Im Krisenmodus bewegt sich auch die Klassifikationsgesellschaft DNV GL – und sieht sich zugleich gut vorbereitet: Seit der Einführung des Ferndiagnose-Tools DATE (Direct Acess to Technical Experts) im Jahr 2018 hat DNV GL bereits mehr als 15.000 Besichtigungen aus der Ferne durchgeführt. »Wir haben uns in den letzten Jahren bereits intensiv mit dem Thema vertraut gemacht«, sagte Knut Ørbeck-Nielssen, CEO von DNVGL – Maritime. Flexibilität sei in diesen Zeiten Trumpf.

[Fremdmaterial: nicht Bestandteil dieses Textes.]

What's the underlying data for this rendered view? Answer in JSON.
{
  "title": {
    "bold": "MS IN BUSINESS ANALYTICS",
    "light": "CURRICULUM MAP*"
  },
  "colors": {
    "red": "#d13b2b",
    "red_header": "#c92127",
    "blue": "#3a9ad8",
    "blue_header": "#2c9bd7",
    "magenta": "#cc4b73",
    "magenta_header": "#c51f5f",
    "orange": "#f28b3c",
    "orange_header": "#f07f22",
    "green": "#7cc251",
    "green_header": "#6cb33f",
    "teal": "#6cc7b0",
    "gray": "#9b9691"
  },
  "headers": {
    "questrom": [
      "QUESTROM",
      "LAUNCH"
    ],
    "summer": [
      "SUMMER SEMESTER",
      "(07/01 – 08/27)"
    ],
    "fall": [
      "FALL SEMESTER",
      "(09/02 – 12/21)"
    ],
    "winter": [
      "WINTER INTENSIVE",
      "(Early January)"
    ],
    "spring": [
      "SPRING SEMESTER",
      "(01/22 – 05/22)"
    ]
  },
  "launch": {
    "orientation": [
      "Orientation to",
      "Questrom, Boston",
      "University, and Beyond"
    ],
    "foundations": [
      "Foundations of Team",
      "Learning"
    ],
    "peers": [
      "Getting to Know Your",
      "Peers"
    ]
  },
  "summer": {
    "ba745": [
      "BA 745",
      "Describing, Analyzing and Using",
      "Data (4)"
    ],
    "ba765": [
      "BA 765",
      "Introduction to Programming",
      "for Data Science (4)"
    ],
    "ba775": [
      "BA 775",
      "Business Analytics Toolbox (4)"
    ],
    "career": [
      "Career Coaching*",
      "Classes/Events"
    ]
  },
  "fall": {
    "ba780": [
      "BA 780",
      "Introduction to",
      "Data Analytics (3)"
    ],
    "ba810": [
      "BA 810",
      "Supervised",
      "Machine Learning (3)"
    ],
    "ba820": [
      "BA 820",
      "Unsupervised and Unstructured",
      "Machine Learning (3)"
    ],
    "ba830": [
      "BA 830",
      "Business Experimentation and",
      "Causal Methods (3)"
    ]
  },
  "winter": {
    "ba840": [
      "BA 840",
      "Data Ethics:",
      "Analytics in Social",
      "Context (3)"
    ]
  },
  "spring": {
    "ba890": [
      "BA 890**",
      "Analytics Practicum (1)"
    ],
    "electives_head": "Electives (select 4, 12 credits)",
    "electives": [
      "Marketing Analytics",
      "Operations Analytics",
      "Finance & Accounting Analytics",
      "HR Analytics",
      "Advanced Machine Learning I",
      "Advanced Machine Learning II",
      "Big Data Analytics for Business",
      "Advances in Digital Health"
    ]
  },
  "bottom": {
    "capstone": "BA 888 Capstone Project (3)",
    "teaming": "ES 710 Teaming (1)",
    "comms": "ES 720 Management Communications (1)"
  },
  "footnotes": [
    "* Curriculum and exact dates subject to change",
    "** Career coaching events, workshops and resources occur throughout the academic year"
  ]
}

DNV GL, Ørbeck-Nilssen, IACS
Foto: DNV GL

So geben die Norweger den Kunden mehr Spielraum: »Wir wissen, dass sich viele Schiffseigner aktuell in einer schwierigen Lage befinden. Deshalb gewähren wir ihnen die Verschiebung von Besichtigungen mit Berufung auf die Klausel der höheren Gewalt«, so Ørbeck-Nielssen. Inmitten jeder Krise gebe es auch die Chance, besser zu sein. »Wir stehen an der Schwelle zu einer Renaissance der Schifffahrt und der maritimen Industrie. In nur wenigen Monaten hat die Pandemie die Digitalisierung um ein halbes Jahrzehnt vorangetrieben.«

Maritime Future Summit & Co.

Corona-Krisenmanagement, Green Shipping, Digitalisierung: Die SMM-Verantwortlichen gaben rund acht Monate vor Messestart einen Vorgeschmack auf die bestimmenden Themen der Branche. Nicht zuletzt die geplanten Fachkonferenzen dürften hier weitere interessante Erkenntnisse bringen. Dazu wird erneut der »Maritime Future Summit« gehören. »Wir freuen uns darauf, im Februar Besucher aus über 120 Ländern zu begrüßen. Sie treffen in Hamburg auf Aussteller, die mit ihren innovativen Produkten und Dienstleistungen den Stand der maritimen Technik repräsentieren«, sagte Aufderheide.

Im Februar soll die 29. Auflage der SMM stattfinden. Es werden rund 2.000 Aussteller und 50.000 Besucher in der Hansestadt erwartet.